Its presentation can be similar to other forms of pulmonary arterial hypertension such as progressive dyspnea, cough, and also haemoptysis. Pulmonary capillary wedge pressure is usually normal due to patchy involvement.
It is characterised by extensive occlusion of pulmonary veins by fibrous tissue in a patchy distribution. This may be loose and oedematous or dense and sclerotic 7.
Pulmonary veno-occlusive disease can be idiopathic (in most cases, the causes is not known) or can complicate other conditions which include 2:
- connective tissue disease
- HIV infection
- bone marrow transplantation 3
- pulmonary Langerhans cell histiocytosis
In general, imaging features can be non-specific and a definitive diagnosis often requires a lung biopsy 1.
Reported HRCT chest findings include1-2,4:
- smooth interlobular septal thickening
- regions of ground-glass opacity: can be
- diffuse multifocal 1,4
- perihilar 4
- patchy 4
- centrilobular 2,4: most cases 8
- pleural effusions
- enlarged central pulmonary arteries
- normal calibre pulmonary veins
- mosaic pattern of lung attenuation
Treatment and prognosis
Pulmonary veno-occlusive disease generally carries a poor prognosis (some report a 72% mortality at one year from diagnosis 1).
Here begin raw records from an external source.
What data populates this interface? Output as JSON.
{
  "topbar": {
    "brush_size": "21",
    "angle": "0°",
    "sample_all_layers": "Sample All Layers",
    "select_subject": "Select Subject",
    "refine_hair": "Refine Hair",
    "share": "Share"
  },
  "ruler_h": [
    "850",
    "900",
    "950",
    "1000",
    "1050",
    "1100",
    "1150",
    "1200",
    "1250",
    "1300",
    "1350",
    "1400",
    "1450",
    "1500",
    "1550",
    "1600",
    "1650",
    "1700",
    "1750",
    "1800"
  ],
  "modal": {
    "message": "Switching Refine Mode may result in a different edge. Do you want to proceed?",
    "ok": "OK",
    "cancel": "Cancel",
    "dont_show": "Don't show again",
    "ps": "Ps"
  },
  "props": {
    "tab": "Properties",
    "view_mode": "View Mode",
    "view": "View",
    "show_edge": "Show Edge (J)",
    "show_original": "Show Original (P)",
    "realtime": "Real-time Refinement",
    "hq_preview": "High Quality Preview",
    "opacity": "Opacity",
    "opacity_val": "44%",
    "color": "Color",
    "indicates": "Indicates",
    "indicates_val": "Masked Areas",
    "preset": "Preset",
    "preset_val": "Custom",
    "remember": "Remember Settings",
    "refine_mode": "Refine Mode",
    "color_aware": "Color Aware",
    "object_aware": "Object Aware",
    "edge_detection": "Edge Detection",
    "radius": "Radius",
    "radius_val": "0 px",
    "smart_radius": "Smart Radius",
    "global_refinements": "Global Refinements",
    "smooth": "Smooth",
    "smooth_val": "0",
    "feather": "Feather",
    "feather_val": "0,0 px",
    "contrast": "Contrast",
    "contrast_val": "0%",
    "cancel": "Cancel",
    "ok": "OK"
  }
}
Lung transplantation is the treatment of choice 2. It is important to note that vasodilators commonly used to treat patients with primary pulmonary hypertension, such as calcium-channel blockers (CCBs) 1, epoprostenol (PGI2) 1 or prostacyclin 6 can lead to disastrous outcomes (severe pulmonary oedema) in patients with pulmonary veno-occlusive disease.
History and etymology
It is thought to have been first described by Hora et al in 1934 1.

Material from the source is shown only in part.